Risk Modeler interface showing hazard layers selected for a portfolio analysis
THE CONTROL ROOM. A Risk Modeler screen lets analysts select hazard layers. A peril becomes useful only after somebody connects it to an insured address.

This openness is a practical distinction from a closed model catalogue. An insurer may need several views of the same peril, including its own. Tokio Marine HCC, a long-time RiskLink customer, moved toward the cloud product to reduce manual transfers and automate modeling steps. Howden’s HX Analytics integrated the platform into its own data environment. These examples also show the constraint: the product works best where a large organization has exposure data, modelers and decisions worth automating. It is not a $100 report for a single house.

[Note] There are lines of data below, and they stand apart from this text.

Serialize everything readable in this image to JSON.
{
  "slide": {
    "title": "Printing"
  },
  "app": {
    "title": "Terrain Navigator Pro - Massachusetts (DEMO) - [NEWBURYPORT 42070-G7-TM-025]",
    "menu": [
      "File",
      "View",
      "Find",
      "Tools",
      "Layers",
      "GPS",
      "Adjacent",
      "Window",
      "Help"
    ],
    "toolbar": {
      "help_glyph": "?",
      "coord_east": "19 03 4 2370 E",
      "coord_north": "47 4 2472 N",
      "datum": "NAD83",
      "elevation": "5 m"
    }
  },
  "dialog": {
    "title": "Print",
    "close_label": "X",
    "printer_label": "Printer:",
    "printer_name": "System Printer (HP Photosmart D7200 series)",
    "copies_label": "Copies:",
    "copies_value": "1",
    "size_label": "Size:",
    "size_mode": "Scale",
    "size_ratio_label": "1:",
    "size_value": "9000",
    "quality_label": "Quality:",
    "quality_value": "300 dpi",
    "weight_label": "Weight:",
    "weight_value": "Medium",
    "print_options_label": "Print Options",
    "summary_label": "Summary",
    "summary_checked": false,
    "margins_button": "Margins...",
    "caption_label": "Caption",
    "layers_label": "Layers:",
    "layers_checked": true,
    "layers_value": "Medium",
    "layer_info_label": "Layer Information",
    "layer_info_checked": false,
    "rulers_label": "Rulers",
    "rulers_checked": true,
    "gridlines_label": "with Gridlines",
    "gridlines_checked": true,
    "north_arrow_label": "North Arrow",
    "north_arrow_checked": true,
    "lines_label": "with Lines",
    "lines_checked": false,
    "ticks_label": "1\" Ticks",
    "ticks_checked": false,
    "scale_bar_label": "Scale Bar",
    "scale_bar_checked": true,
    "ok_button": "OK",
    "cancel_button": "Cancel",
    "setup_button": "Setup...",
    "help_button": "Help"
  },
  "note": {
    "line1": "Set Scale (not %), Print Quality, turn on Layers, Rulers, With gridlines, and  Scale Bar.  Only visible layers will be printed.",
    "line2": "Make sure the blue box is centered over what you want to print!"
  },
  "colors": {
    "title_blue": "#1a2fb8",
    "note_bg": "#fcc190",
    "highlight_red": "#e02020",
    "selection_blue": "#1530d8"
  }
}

Verisk’s Extreme Event Solutions, formerly AIR Worldwide, and other model vendors remain alternatives. That competition matters. A model is a set of assumptions, not an oracle. Different views can make an underwriter ask a better question about a coastal warehouse or a network outage. Moody’s RMS continues to update the answers: in 2026 it introduced Cyber Solutions Version 10.0, focused on how dependence on shared technology providers can concentrate losses, and previewed rebuilt hurricane and earthquake model suites.

A useful idea for anyone building expert software

RMS’s most portable lesson is its order of operations. Begin with a narrow, difficult problem. Get paid to watch experts use an imperfect answer. Notice where bespoke work stops teaching and starts trapping the team. Then build the common product. RMS did not discover a way to make uncertainty disappear. It built a business by making uncertainty legible enough for someone to act.